Frequently asked questions

What is a iron condor on HDGE?
A iron condor on HDGE is the iron condor strategy applied to HDGE (etf). The strategy is structurally neutral / range-bound: An iron condor sells a call spread and a put spread at strikes outside spot, collecting net premium that is kept if the underlying stays inside the inner short strikes. With HDGE etf trading near $17.59, the strikes shown on this page are snapped to the nearest listed HDGE chain strike and the premiums come straight from the end-of-day bid/ask midpoint.
How are HDGE iron condor max profit and max loss calculated?
Max profit equals the net credit times 100 inside the inner strikes; max loss equals wing width minus credit times 100. Two breakevens at inner strikes plus and minus the credit. For the HDGE iron condor priced from the end-of-day chain at a 30-day expiry (ATM IV 29.90%), the computed maximum profit is $54.50 per contract and the computed maximum loss is -$45.50 per contract. Live intraday quotes will differ as the chain moves through the trading session.
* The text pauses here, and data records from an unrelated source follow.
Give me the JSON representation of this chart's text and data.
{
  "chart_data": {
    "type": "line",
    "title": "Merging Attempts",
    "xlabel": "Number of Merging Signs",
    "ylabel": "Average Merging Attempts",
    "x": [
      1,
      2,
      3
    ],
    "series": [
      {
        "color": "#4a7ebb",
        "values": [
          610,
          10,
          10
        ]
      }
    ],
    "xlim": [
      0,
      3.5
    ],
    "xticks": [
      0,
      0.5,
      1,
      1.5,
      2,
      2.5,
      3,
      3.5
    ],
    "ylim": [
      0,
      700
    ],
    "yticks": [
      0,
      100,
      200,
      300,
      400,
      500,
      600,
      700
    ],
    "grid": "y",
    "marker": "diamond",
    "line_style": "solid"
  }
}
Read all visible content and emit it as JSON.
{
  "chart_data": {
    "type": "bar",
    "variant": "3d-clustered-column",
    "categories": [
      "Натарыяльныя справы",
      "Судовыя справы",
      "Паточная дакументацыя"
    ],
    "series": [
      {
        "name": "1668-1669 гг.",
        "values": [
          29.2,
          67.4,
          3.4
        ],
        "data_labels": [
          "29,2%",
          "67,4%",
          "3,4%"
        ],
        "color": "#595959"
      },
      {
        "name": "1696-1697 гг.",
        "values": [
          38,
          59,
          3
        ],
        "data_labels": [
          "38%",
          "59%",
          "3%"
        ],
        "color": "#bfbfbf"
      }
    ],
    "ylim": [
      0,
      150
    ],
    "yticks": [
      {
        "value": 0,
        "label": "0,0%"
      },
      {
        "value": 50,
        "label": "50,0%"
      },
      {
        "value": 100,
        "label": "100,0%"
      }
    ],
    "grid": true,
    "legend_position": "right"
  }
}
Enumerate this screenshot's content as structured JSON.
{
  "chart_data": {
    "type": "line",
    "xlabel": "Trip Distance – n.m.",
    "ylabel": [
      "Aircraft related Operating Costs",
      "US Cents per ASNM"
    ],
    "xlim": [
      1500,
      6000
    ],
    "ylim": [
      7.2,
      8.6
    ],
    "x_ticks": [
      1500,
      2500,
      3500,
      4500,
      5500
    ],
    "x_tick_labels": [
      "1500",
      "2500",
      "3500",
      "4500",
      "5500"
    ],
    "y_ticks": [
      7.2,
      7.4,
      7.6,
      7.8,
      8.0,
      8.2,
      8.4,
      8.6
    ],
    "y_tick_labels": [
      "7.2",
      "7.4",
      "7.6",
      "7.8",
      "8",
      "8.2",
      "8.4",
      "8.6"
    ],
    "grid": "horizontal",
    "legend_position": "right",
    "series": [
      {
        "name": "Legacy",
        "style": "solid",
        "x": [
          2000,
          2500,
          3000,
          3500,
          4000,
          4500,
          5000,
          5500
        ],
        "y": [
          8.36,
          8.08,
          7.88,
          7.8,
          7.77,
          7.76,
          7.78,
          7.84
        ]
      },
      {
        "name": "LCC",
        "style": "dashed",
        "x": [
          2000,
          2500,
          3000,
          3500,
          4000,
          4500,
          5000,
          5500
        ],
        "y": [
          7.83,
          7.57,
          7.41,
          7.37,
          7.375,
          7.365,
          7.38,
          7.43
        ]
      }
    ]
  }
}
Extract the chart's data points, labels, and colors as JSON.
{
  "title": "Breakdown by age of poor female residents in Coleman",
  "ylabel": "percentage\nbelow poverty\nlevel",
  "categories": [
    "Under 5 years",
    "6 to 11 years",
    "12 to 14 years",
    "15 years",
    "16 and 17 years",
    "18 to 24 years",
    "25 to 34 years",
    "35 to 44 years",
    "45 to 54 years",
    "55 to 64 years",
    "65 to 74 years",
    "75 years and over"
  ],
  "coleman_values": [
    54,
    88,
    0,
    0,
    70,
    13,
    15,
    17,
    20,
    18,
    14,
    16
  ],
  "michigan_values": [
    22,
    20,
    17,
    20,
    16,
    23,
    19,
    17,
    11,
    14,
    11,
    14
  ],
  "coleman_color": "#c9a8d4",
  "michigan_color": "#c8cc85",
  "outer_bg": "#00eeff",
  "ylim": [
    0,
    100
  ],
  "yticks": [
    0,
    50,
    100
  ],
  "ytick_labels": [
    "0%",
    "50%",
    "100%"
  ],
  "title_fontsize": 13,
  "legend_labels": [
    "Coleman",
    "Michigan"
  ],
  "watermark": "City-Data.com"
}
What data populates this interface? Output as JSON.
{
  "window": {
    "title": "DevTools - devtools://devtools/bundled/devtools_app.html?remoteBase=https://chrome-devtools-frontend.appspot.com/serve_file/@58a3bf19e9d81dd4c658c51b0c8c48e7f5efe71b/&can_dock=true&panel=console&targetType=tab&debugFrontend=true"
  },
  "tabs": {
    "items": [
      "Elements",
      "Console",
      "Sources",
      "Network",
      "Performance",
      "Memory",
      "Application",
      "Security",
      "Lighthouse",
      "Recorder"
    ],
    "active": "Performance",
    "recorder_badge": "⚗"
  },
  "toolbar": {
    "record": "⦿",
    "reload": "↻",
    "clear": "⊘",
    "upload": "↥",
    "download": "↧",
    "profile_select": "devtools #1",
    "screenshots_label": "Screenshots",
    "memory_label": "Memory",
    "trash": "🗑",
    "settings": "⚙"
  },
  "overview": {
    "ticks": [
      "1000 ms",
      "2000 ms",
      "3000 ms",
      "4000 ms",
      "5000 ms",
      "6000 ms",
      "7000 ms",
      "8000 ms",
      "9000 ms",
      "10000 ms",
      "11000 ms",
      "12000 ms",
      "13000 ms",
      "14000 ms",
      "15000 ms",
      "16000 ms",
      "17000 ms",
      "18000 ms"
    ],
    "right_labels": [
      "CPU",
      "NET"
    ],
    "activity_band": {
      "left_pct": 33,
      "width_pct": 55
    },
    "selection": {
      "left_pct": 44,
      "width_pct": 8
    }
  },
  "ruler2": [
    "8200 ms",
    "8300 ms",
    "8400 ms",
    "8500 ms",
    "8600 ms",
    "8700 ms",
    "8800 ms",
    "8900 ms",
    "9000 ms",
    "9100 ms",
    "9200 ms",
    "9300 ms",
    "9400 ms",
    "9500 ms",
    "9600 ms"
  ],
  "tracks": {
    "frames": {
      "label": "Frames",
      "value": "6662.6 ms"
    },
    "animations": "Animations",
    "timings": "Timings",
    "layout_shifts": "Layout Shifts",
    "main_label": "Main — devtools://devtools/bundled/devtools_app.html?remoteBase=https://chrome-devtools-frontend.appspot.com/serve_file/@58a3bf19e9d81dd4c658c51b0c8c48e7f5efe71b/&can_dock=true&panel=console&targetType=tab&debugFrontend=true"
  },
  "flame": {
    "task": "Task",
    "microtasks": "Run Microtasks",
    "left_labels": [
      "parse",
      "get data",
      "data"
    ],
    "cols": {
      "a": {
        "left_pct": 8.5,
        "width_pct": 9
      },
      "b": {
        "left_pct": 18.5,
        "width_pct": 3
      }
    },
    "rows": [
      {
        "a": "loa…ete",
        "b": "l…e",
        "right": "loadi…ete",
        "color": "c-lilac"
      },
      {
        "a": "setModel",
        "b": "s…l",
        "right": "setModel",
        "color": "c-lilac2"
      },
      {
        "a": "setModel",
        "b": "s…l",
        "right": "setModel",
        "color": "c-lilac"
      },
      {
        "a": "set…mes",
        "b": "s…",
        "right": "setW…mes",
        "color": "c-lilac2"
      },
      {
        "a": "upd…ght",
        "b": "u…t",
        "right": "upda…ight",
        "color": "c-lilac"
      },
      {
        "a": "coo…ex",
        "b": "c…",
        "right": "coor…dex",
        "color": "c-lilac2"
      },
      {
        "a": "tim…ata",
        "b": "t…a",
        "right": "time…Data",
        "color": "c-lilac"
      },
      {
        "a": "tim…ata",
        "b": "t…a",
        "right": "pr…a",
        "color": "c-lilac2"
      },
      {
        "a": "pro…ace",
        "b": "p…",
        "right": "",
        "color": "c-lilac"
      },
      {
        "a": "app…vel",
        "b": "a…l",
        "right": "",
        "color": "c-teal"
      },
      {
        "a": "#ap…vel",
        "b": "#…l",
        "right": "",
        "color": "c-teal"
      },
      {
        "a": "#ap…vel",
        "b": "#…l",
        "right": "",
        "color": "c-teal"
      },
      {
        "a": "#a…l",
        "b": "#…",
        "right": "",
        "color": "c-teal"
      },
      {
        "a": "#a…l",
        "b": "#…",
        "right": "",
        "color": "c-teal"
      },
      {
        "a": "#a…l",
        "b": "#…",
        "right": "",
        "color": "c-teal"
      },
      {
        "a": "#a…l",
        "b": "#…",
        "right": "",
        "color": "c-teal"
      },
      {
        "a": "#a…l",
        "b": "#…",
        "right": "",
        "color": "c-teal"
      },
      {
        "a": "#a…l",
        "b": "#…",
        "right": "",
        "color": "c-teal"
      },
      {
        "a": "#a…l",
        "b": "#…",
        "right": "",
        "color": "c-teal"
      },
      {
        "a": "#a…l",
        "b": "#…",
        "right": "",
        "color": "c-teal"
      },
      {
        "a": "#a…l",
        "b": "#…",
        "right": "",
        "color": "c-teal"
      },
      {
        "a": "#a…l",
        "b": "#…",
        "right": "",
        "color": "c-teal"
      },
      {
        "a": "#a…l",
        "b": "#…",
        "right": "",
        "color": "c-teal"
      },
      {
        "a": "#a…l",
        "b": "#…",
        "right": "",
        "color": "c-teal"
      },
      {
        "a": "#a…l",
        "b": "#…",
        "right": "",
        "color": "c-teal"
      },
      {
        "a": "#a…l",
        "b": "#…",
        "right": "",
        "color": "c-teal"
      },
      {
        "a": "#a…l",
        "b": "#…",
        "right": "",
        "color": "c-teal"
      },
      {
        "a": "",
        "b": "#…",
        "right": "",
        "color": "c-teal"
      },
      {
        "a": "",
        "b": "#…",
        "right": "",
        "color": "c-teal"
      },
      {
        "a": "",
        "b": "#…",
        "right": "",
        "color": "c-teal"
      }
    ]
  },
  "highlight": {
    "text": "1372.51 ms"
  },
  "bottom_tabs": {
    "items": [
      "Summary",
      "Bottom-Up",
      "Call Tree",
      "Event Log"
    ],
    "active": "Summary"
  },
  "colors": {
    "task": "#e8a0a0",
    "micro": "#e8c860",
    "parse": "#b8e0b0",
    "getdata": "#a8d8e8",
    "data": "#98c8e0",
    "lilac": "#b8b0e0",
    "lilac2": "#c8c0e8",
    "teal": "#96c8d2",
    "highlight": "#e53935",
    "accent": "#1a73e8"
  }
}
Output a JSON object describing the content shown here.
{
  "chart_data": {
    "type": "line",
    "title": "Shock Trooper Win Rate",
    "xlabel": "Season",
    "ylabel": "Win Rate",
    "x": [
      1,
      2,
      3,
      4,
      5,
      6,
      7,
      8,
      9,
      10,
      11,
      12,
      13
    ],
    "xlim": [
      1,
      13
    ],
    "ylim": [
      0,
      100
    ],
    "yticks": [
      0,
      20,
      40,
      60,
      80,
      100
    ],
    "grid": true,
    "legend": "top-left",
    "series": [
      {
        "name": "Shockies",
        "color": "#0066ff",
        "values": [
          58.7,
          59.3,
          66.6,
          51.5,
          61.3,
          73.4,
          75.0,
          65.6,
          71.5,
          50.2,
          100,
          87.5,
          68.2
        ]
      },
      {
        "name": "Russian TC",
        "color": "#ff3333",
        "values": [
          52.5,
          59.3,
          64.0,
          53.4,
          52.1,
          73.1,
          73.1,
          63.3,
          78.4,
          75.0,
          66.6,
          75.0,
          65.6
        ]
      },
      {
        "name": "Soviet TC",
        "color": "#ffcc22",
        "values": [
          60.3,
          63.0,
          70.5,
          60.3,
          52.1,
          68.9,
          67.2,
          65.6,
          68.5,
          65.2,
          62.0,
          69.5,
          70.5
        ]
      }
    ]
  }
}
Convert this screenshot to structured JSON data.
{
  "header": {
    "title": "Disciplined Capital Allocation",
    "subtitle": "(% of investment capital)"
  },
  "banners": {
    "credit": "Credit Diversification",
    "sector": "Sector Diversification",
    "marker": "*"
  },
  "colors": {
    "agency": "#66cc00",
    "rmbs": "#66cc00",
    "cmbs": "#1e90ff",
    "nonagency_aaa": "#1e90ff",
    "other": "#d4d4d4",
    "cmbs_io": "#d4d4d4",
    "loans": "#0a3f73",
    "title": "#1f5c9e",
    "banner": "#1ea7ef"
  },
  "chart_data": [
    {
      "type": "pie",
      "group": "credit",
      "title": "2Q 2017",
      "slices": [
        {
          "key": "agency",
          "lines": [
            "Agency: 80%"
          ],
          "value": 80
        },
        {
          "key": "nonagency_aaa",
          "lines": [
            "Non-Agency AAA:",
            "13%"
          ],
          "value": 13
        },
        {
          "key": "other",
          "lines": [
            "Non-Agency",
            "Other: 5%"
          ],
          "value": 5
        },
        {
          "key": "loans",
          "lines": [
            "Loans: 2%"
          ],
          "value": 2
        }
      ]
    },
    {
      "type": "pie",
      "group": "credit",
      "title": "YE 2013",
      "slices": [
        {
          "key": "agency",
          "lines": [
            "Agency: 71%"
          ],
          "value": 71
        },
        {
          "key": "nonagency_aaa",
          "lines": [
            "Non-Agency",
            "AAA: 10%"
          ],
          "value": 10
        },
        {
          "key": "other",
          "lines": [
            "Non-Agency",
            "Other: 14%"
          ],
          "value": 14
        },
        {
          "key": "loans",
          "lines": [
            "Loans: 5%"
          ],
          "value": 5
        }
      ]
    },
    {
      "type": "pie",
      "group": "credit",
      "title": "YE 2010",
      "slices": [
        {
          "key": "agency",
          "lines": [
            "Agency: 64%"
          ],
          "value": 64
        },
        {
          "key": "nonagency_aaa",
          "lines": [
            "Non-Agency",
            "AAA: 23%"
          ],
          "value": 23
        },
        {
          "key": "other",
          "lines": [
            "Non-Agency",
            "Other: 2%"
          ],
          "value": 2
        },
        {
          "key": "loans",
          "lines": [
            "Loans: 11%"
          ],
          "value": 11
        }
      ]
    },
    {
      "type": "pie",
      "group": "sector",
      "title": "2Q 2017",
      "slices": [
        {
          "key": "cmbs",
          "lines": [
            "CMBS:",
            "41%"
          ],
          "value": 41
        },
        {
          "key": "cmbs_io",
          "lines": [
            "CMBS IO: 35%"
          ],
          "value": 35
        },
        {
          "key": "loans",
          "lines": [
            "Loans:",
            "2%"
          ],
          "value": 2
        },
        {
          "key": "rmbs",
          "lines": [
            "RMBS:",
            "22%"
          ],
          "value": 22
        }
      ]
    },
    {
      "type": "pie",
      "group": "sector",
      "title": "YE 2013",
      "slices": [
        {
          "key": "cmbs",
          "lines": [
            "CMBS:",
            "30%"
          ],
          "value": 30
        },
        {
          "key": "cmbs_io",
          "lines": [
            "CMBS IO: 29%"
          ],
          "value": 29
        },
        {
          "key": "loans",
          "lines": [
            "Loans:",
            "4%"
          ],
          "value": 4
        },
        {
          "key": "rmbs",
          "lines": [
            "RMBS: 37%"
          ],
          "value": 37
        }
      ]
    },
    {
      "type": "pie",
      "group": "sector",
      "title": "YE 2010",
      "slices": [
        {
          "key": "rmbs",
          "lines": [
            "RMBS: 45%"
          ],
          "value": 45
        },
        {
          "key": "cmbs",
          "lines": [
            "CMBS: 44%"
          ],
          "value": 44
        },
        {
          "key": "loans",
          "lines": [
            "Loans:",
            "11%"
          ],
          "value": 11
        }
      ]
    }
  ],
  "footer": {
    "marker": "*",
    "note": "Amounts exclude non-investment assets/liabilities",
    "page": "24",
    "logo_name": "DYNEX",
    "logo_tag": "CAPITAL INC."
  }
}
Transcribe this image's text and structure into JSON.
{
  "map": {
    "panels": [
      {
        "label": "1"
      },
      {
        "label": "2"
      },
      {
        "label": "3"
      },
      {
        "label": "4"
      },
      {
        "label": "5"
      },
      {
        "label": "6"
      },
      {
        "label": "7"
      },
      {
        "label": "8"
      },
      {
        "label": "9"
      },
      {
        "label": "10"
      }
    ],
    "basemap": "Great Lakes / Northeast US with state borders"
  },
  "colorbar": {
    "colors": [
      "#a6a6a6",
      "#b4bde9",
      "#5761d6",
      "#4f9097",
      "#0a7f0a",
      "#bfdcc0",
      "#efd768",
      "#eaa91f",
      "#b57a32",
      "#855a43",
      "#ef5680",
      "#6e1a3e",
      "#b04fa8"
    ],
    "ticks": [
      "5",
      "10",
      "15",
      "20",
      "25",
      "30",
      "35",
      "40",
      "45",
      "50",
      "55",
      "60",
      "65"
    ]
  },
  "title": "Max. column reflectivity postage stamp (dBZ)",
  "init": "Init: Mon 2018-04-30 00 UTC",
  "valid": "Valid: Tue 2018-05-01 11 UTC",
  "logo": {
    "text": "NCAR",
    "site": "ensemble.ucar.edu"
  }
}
What is the breakeven for a HDGE iron condor?
The breakeven for the HDGE iron condor priced on this page is roughly $16.46 and $18.55 at expiration, derived from end-of-day chain premiums. Breakeven is the underlying price at which the strategy's P&L crosses zero ignoring transaction costs and assignment risk. The current HDGE market-implied 1-standard-deviation expected move is approximately 8.57%; if the move sits well outside the breakeven distance, the structure's risk-reward becomes correspondingly tighter.
When should you consider a iron condor on HDGE?
Iron condors on HDGE are a delta-neutral premium-collection structure that profits if HDGE etf stays inside the inner short strikes; short strikes typically sit near 1 standard deviation from spot.
How does current HDGE implied volatility affect this iron condor?
HDGE ATM IV is at 29.90% with IV rank near 3.63%, which is on the low end of its 1-year range. Premium-buying structures (long call, long put, debit spreads) are relatively cheap in this regime; premium-selling structures collect less credit per unit risk.